Ten rekord to chyba najlepszy prezent urodzinowy, jaki można sobie wymarzyć?
Rekord nie miał być prezentem, bo wcale się go nie spodziewałam. Prezentem był medal. Ale radość jest ogromna - cieszyła się Jędrzejczak.

Czy dopływając do ściany basenu, wiedziała już pani, że będzie tak dobrze?
Skądże. Cały wyścig płynęło mi się podejrzanie lekko.
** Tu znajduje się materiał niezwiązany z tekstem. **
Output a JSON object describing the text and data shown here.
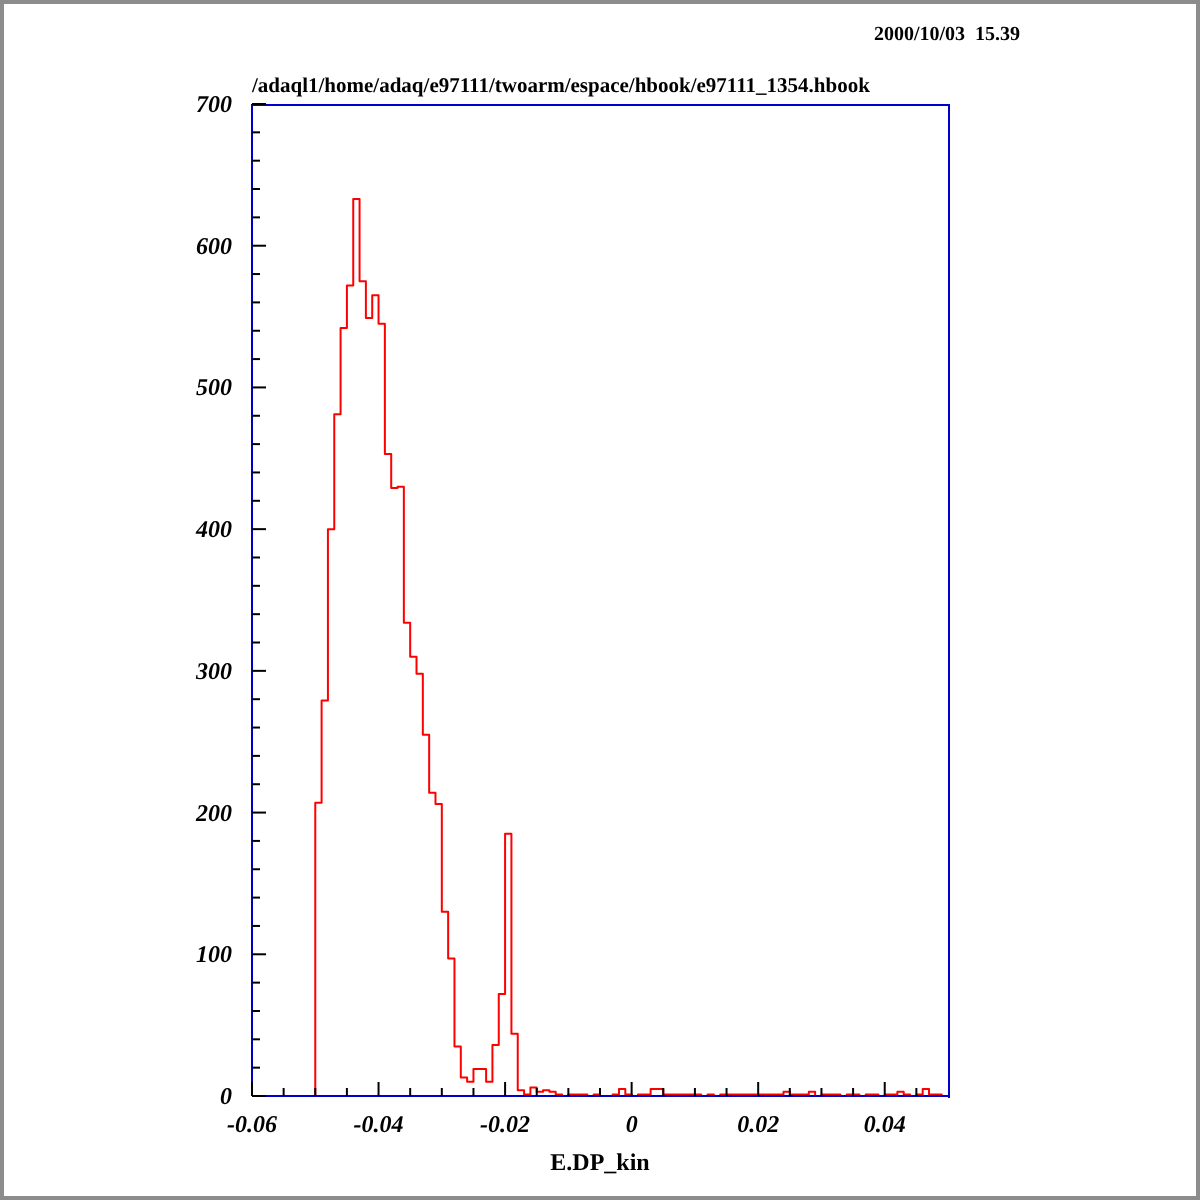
{
  "chart_data": {
    "type": "histogram",
    "title": "/adaql1/home/adaq/e97111/twoarm/espace/hbook/e97111_1354.hbook",
    "xlabel": "E.DP_kin",
    "annotations": [
      "2000/10/03  15.39"
    ],
    "bins": [
      -0.05,
      -0.049,
      -0.048,
      -0.047,
      -0.046,
      -0.045,
      -0.044,
      -0.043,
      -0.042,
      -0.041,
      -0.04,
      -0.039,
      -0.038,
      -0.037,
      -0.036,
      -0.035,
      -0.034,
      -0.033,
      -0.032,
      -0.031,
      -0.03,
      -0.029,
      -0.028,
      -0.027,
      -0.026,
      -0.025,
      -0.024,
      -0.023,
      -0.022,
      -0.021,
      -0.02,
      -0.019,
      -0.018,
      -0.017,
      -0.016,
      -0.015,
      -0.014,
      -0.013,
      -0.012,
      -0.011,
      -0.01,
      -0.009,
      -0.008,
      -0.007,
      -0.006,
      -0.005,
      -0.004,
      -0.003,
      -0.002,
      -0.001,
      0,
      0.001,
      0.002,
      0.003,
      0.004,
      0.005,
      0.006,
      0.007,
      0.008,
      0.009,
      0.01,
      0.011,
      0.012,
      0.013,
      0.014,
      0.015,
      0.016,
      0.017,
      0.018,
      0.019,
      0.02,
      0.021,
      0.022,
      0.023,
      0.024,
      0.025,
      0.026,
      0.027,
      0.028,
      0.029,
      0.03,
      0.031,
      0.032,
      0.033,
      0.034,
      0.035,
      0.036,
      0.037,
      0.038,
      0.039,
      0.04,
      0.041,
      0.042,
      0.043,
      0.044,
      0.045,
      0.046,
      0.047,
      0.048,
      0.049,
      0.05
    ],
    "values": [
      207,
      279,
      400,
      481,
      542,
      572,
      633,
      575,
      549,
      565,
      545,
      453,
      429,
      430,
      334,
      310,
      298,
      255,
      214,
      206,
      130,
      97,
      35,
      13,
      10,
      19,
      19,
      10,
      36,
      72,
      185,
      44,
      4,
      1,
      6,
      3,
      4,
      3,
      1,
      0,
      1,
      1,
      1,
      0,
      1,
      0,
      0,
      1,
      5,
      1,
      0,
      1,
      1,
      5,
      5,
      1,
      1,
      1,
      1,
      1,
      1,
      0,
      1,
      0,
      1,
      1,
      1,
      1,
      1,
      1,
      1,
      1,
      1,
      1,
      3,
      1,
      1,
      1,
      3,
      0,
      1,
      1,
      1,
      0,
      1,
      1,
      0,
      1,
      1,
      0,
      1,
      1,
      3,
      1,
      0,
      1,
      5,
      1,
      1,
      0
    ],
    "color": "#ff0000",
    "xlim": [
      -0.06,
      0.05
    ],
    "ylim": [
      0,
      700
    ],
    "xticks": [
      -0.06,
      {
        "value": -0.055,
        "label": null
      },
      {
        "value": -0.05,
        "label": null
      },
      {
        "value": -0.045,
        "label": null
      },
      -0.04,
      {
        "value": -0.035,
        "label": null
      },
      {
        "value": -0.03,
        "label": null
      },
      {
        "value": -0.025,
        "label": null
      },
      -0.02,
      {
        "value": -0.015,
        "label": null
      },
      {
        "value": -0.01,
        "label": null
      },
      {
        "value": -0.005,
        "label": null
      },
      0,
      {
        "value": 0.005,
        "label": null
      },
      {
        "value": 0.01,
        "label": null
      },
      {
        "value": 0.015,
        "label": null
      },
      0.02,
      {
        "value": 0.025,
        "label": null
      },
      {
        "value": 0.03,
        "label": null
      },
      {
        "value": 0.035,
        "label": null
      },
      0.04,
      {
        "value": 0.045,
        "label": null
      }
    ],
    "yticks": [
      0,
      {
        "value": 20,
        "label": null
      },
      {
        "value": 40,
        "label": null
      },
      {
        "value": 60,
        "label": null
      },
      {
        "value": 80,
        "label": null
      },
      100,
      {
        "value": 120,
        "label": null
      },
      {
        "value": 140,
        "label": null
      },
      {
        "value": 160,
        "label": null
      },
      {
        "value": 180,
        "label": null
      },
      200,
      {
        "value": 220,
        "label": null
      },
      {
        "value": 240,
        "label": null
      },
      {
        "value": 260,
        "label": null
      },
      {
        "value": 280,
        "label": null
      },
      300,
      {
        "value": 320,
        "label": null
      },
      {
        "value": 340,
        "label": null
      },
      {
        "value": 360,
        "label": null
      },
      {
        "value": 380,
        "label": null
      },
      400,
      {
        "value": 420,
        "label": null
      },
      {
        "value": 440,
        "label": null
      },
      {
        "value": 460,
        "label": null
      },
      {
        "value": 480,
        "label": null
      },
      500,
      {
        "value": 520,
        "label": null
      },
      {
        "value": 540,
        "label": null
      },
      {
        "value": 560,
        "label": null
      },
      {
        "value": 580,
        "label": null
      },
      600,
      {
        "value": 620,
        "label": null
      },
      {
        "value": 640,
        "label": null
      },
      {
        "value": 660,
        "label": null
      },
      {
        "value": 680,
        "label": null
      },
      700
    ]
  }
}
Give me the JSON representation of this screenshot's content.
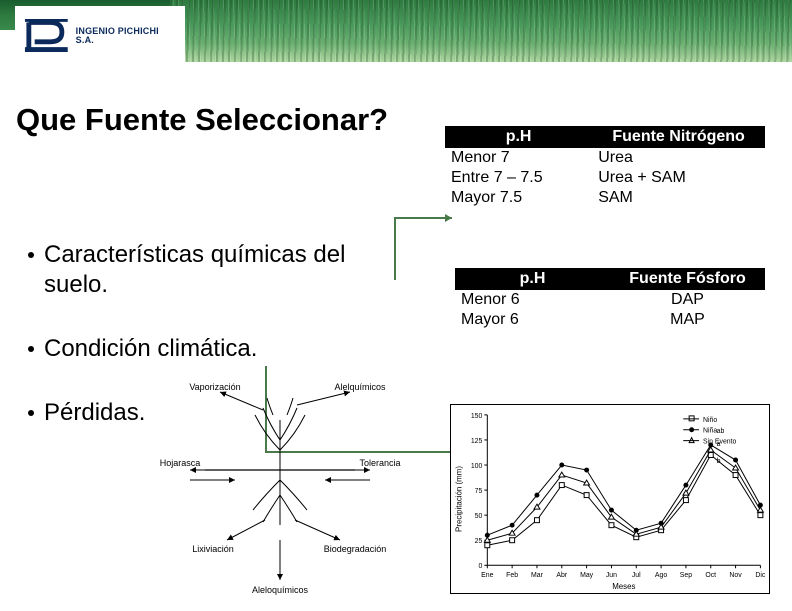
{
  "logo": {
    "company": "INGENIO PICHICHI S.A.",
    "reg": "®"
  },
  "title": "Que Fuente Seleccionar?",
  "bullets": [
    "Características  químicas del suelo.",
    "Condición climática.",
    "Pérdidas."
  ],
  "table_nitrogen": {
    "headers": [
      "p.H",
      "Fuente Nitrógeno"
    ],
    "rows": [
      [
        "Menor 7",
        "Urea"
      ],
      [
        "Entre 7 – 7.5",
        "Urea + SAM"
      ],
      [
        "Mayor 7.5",
        "SAM"
      ]
    ]
  },
  "table_phosphorus": {
    "headers": [
      "p.H",
      "Fuente Fósforo"
    ],
    "rows": [
      [
        "Menor 6",
        "DAP"
      ],
      [
        "Mayor 6",
        "MAP"
      ]
    ]
  },
  "loss_diagram": {
    "labels": {
      "top_left": "Vaporización",
      "top_right": "Alelquímicos",
      "left": "Hojarasca",
      "right": "Tolerancia",
      "bottom_left": "Lixiviación",
      "bottom_right": "Biodegradación",
      "bottom": "Aleloquímicos"
    },
    "line_color": "#000000",
    "fontsize": 9
  },
  "precip_chart": {
    "type": "line",
    "title_fontsize": 8,
    "ylabel": "Precipitación (mm)",
    "xlabel": "Meses",
    "xticks": [
      "Ene",
      "Feb",
      "Mar",
      "Abr",
      "May",
      "Jun",
      "Jul",
      "Ago",
      "Sep",
      "Oct",
      "Nov",
      "Dic"
    ],
    "ylim": [
      0,
      150
    ],
    "ytick_step": 25,
    "grid_color": "#cccccc",
    "background_color": "#ffffff",
    "axis_color": "#000000",
    "label_fontsize": 8,
    "tick_fontsize": 7,
    "series": [
      {
        "name": "Niño",
        "marker": "square-open",
        "color": "#000000",
        "line_width": 1,
        "values": [
          20,
          25,
          45,
          80,
          70,
          40,
          28,
          35,
          65,
          110,
          90,
          50
        ]
      },
      {
        "name": "Niña",
        "marker": "circle-filled",
        "color": "#000000",
        "line_width": 1,
        "values": [
          30,
          40,
          70,
          100,
          95,
          55,
          35,
          42,
          80,
          120,
          105,
          60
        ]
      },
      {
        "name": "Sin Evento",
        "marker": "triangle-open",
        "color": "#000000",
        "line_width": 1,
        "values": [
          25,
          32,
          58,
          90,
          82,
          48,
          31,
          38,
          72,
          115,
          97,
          55
        ]
      }
    ],
    "annotations": [
      "a",
      "b",
      "ab"
    ],
    "legend_position": "top-right"
  },
  "colors": {
    "header_dark": "#1a5c2e",
    "header_mid": "#3a8a4c",
    "logo_navy": "#0b2a5b",
    "arrow": "#4a7a4a",
    "black": "#000000",
    "white": "#ffffff"
  }
}
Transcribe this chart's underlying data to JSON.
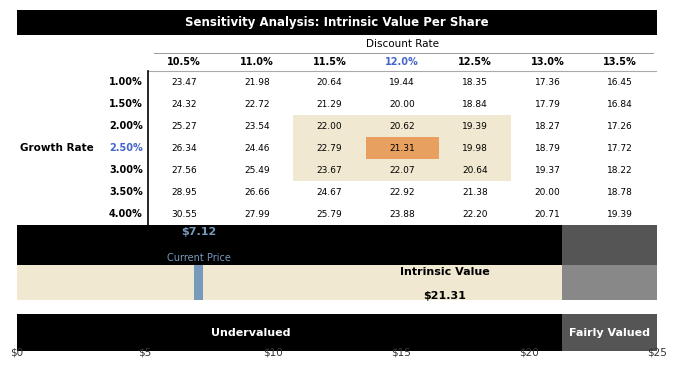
{
  "title": "Sensitivity Analysis: Intrinsic Value Per Share",
  "discount_rates": [
    "10.5%",
    "11.0%",
    "11.5%",
    "12.0%",
    "12.5%",
    "13.0%",
    "13.5%"
  ],
  "growth_rates": [
    "1.00%",
    "1.50%",
    "2.00%",
    "2.50%",
    "3.00%",
    "3.50%",
    "4.00%"
  ],
  "table_data": [
    [
      23.47,
      21.98,
      20.64,
      19.44,
      18.35,
      17.36,
      16.45
    ],
    [
      24.32,
      22.72,
      21.29,
      20.0,
      18.84,
      17.79,
      16.84
    ],
    [
      25.27,
      23.54,
      22.0,
      20.62,
      19.39,
      18.27,
      17.26
    ],
    [
      26.34,
      24.46,
      22.79,
      21.31,
      19.98,
      18.79,
      17.72
    ],
    [
      27.56,
      25.49,
      23.67,
      22.07,
      20.64,
      19.37,
      18.22
    ],
    [
      28.95,
      26.66,
      24.67,
      22.92,
      21.38,
      20.0,
      18.78
    ],
    [
      30.55,
      27.99,
      25.79,
      23.88,
      22.2,
      20.71,
      19.39
    ]
  ],
  "orange_cell": [
    3,
    3
  ],
  "beige_cells_rows": [
    2,
    3,
    4
  ],
  "beige_cells_cols": [
    2,
    3,
    4
  ],
  "current_price": 7.12,
  "intrinsic_value": 21.31,
  "x_min": 0,
  "x_max": 25,
  "black": "#000000",
  "white": "#ffffff",
  "beige": "#f0e8d0",
  "orange": "#e8a060",
  "blue_text": "#4466cc",
  "dark_gray": "#555555",
  "mid_gray": "#888888",
  "blue_bar": "#7799bb",
  "title_fontsize": 8.5,
  "header_fontsize": 7.5,
  "col_header_fontsize": 7.0,
  "data_fontsize": 6.5,
  "bar_label_fontsize": 8.0
}
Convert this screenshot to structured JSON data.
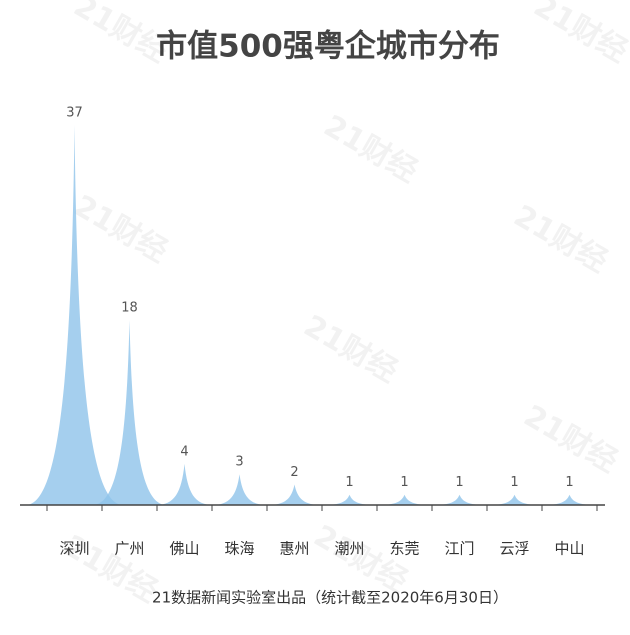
{
  "chart_data": {
    "type": "peak",
    "title": "市值500强粤企城市分布",
    "categories": [
      "深圳",
      "广州",
      "佛山",
      "珠海",
      "惠州",
      "潮州",
      "东莞",
      "江门",
      "云浮",
      "中山"
    ],
    "values": [
      37,
      18,
      4,
      3,
      2,
      1,
      1,
      1,
      1,
      1
    ],
    "color": "#8fc3ea",
    "source": "21数据新闻实验室出品（统计截至2020年6月30日）",
    "watermark": "21财经"
  }
}
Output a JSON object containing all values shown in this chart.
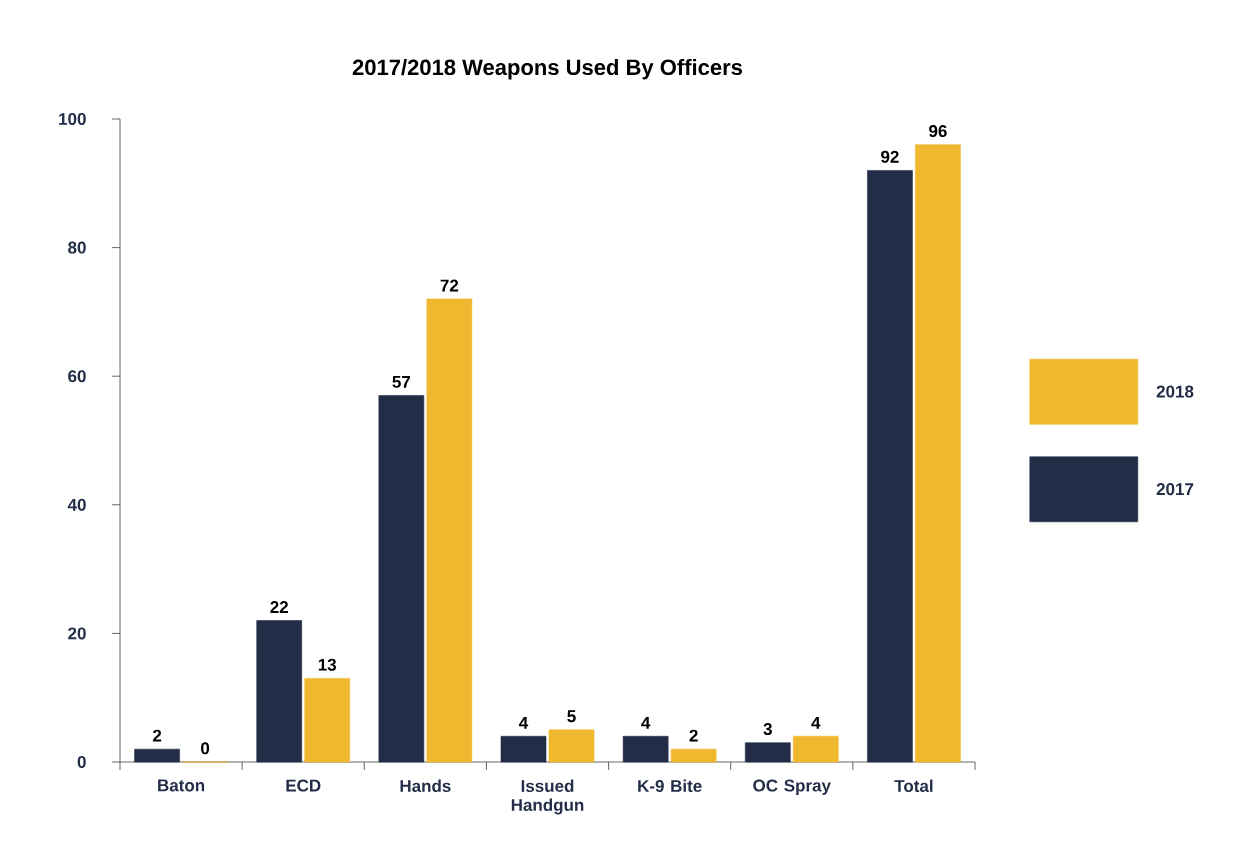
{
  "chart_data": {
    "type": "bar",
    "title": "2017/2018 Weapons Used By Officers",
    "categories": [
      "Baton",
      "ECD",
      "Hands",
      "Issued Handgun",
      "K-9 Bite",
      "OC Spray",
      "Total"
    ],
    "series": [
      {
        "name": "2017",
        "color": "#232d48",
        "values": [
          2,
          22,
          57,
          4,
          4,
          3,
          92
        ]
      },
      {
        "name": "2018",
        "color": "#f0b82e",
        "values": [
          0,
          13,
          72,
          5,
          2,
          4,
          96
        ]
      }
    ],
    "ylim": [
      0,
      100
    ],
    "yticks": [
      0,
      20,
      40,
      60,
      80,
      100
    ],
    "data_labels": true,
    "legend": "right"
  }
}
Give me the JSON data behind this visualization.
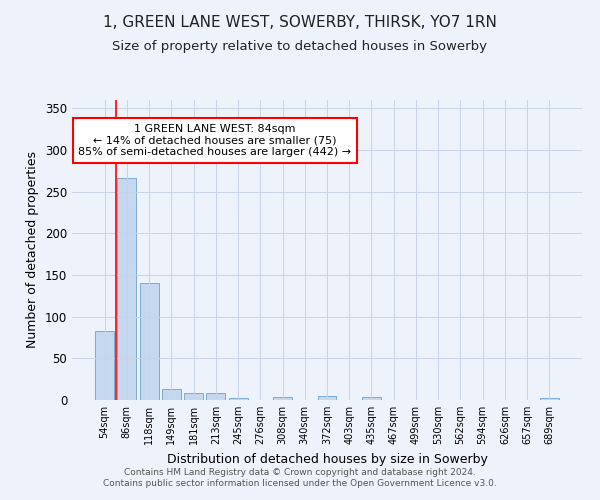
{
  "title": "1, GREEN LANE WEST, SOWERBY, THIRSK, YO7 1RN",
  "subtitle": "Size of property relative to detached houses in Sowerby",
  "xlabel": "Distribution of detached houses by size in Sowerby",
  "ylabel": "Number of detached properties",
  "bar_labels": [
    "54sqm",
    "86sqm",
    "118sqm",
    "149sqm",
    "181sqm",
    "213sqm",
    "245sqm",
    "276sqm",
    "308sqm",
    "340sqm",
    "372sqm",
    "403sqm",
    "435sqm",
    "467sqm",
    "499sqm",
    "530sqm",
    "562sqm",
    "594sqm",
    "626sqm",
    "657sqm",
    "689sqm"
  ],
  "bar_heights": [
    83,
    266,
    141,
    13,
    8,
    9,
    3,
    0,
    4,
    0,
    5,
    0,
    4,
    0,
    0,
    0,
    0,
    0,
    0,
    0,
    3
  ],
  "bar_color": "#c5d8f0",
  "bar_edge_color": "#7aadd4",
  "red_line_x": 0.5,
  "annotation_text": "1 GREEN LANE WEST: 84sqm\n← 14% of detached houses are smaller (75)\n85% of semi-detached houses are larger (442) →",
  "annotation_box_color": "white",
  "annotation_box_edge_color": "red",
  "red_line_color": "red",
  "ylim": [
    0,
    360
  ],
  "yticks": [
    0,
    50,
    100,
    150,
    200,
    250,
    300,
    350
  ],
  "footer_line1": "Contains HM Land Registry data © Crown copyright and database right 2024.",
  "footer_line2": "Contains public sector information licensed under the Open Government Licence v3.0.",
  "bg_color": "#eef2fb",
  "grid_color": "#c8d4e8",
  "title_fontsize": 11,
  "subtitle_fontsize": 9.5,
  "ylabel_fontsize": 9,
  "xlabel_fontsize": 9,
  "annot_fontsize": 8,
  "footer_fontsize": 6.5
}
Nie czułam wysiłku w nogach i zaczęłam się martwić, że jest za wolno. Po pierwszej setce spojrzałam kątem oka na rywalki i zorientowałam się, że mi odpływają. Przyspieszyłam i jako pierwsza dotknęłam ściany. Myślałam, że nawet nie zbliżę się do rekordu życiowego, a tu taka niespodzianka.

Reklama

Teraz chyba przekona się pani do krótkiej pływalni?
Czy ja wiem? W dzisiejszy start włożyłam mnóstwo pracy. Poprawiłam technikę nawrotów, z którymi dotychczas miałam problem, i reakcję startową. Nadal jednak ważniejszy w moich planach jest basen olimpijski i start w Pekinie.

Myśli pani, że świetny wynik na basenie krótkim przełoży się na starty na długim?
Tego nie jestem w stanie przewidzieć. Dla mnie najważniejsze jest, że udało mi się uzyskać dobry wynik i kolejny raz wygrać w swojej koronnej konkurencji.